The children in question were placed in petitioner’s foster care. A New York Family Lawyer said the birth mother’s drug use was the catalyst for the placement. Her whereabouts are unknown and she was not present at any of the Family Court proceedings. Respondent is the father of the children. At the time of the children’s placement, he was incarcerated in state prison on a murder conviction and will remain incarcerated until at least May 2016. By that time, both children will have passed their 18th birthdays. In early August 2000, an agency case worker took the children to visit respondent in prison.
A Bronx Child Custody Lawyer said that, according to the agency worker this was the only visit respondent had with the children prior to the agency’s filing of separate petitions seeking the termination of his parental rights. These petitions alleged that respondent had evinced intent to forgo those rights by reason of his failure to visit or communicate with the children in the six-month period prior to the filing and had therefore abandoned them. She testified that she contacted respondent through prison channels after the aforementioned visit, but he never responded or contacted her. Some of the letters she sent to him were returned to the agency but she did not produce at the hearing copies of any of the letters she claimed to have sent. She testified that respondent provided no financial support for the children did not maintain contact with them, did not send cards, letters or gifts and that no one contacted the agency on his behalf before the petitions were filed. She maintained that the agency did nothing to prevent or discourage respondent from coming forward, nor were there any other obstacles that might have prevented him from contacting the agency.

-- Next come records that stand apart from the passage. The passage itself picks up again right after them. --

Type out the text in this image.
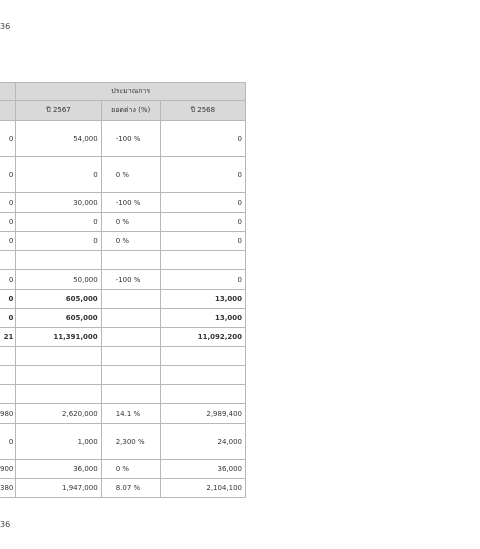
36
	ประมาณการ		
	ปี 2567	ยอดต่าง (%)	ปี 2568
0	54,000	-100 %	0
0	0	0 %	0
0	30,000	-100 %	0
0	0	0 %	0
0	0	0 %	0

0	50,000	-100 %	0
0	605,000		13,000
0	605,000		13,000
21	11,391,000		11,092,200

980	2,620,000	14.1 %	2,989,400
0	1,000	2,300 %	24,000
900	36,000	0 %	36,000
380	1,947,000	8.07 %	2,104,100
36
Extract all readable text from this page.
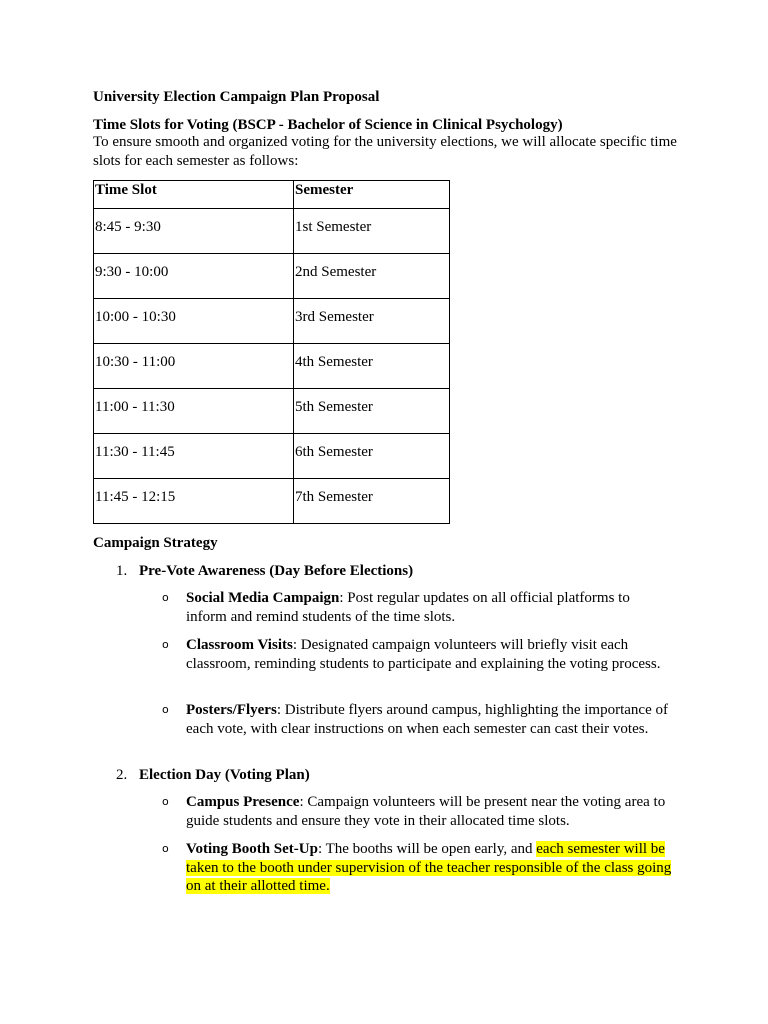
University Election Campaign Plan Proposal
Time Slots for Voting (BSCP - Bachelor of Science in Clinical Psychology)
To ensure smooth and organized voting for the university elections, we will allocate specific time slots for each semester as follows:
Time Slot	Semester
8:45 - 9:30	1st Semester
9:30 - 10:00	2nd Semester
10:00 - 10:30	3rd Semester
10:30 - 11:00	4th Semester
11:00 - 11:30	5th Semester
11:30 - 11:45	6th Semester
11:45 - 12:15	7th Semester
Campaign Strategy
1. Pre-Vote Awareness (Day Before Elections)
o Social Media Campaign: Post regular updates on all official platforms to inform and remind students of the time slots.
o Classroom Visits: Designated campaign volunteers will briefly visit each classroom, reminding students to participate and explaining the voting process.
o Posters/Flyers: Distribute flyers around campus, highlighting the importance of each vote, with clear instructions on when each semester can cast their votes.
2. Election Day (Voting Plan)
o Campus Presence: Campaign volunteers will be present near the voting area to guide students and ensure they vote in their allocated time slots.
o Voting Booth Set-Up: The booths will be open early, and each semester will be taken to the booth under supervision of the teacher responsible of the class going on at their allotted time.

A New York Custody Lawyer said that, on cross-examination, however, the agency worker testified that before the petitions were filed, she telephonically spoke with a family service specialist from the Osborne Association who had contacted her on respondent’s behalf regarding the children. The Association facilitates family visits for prisoners incarcerated in New York correctional facilities. She gave the specialist the children’s foster parents’ names and addresses, as well as a letter acknowledging that the agency was in agreement with the Association’s scheduling a visit between the children and respondent in August 2004. She stated that the first time she personally met with the specialist was during that month. Upon questioning by the court, she admitted that she did not send any letters to respondent between February and August 2004 to notify him of any conferences, and did not make any other attempt to contact him during that six-month period. She never asked her supervisor if she could contact respondent directly, either orally or in writing, but stated that she would have had no problem with such direct communication had she known it was permitted.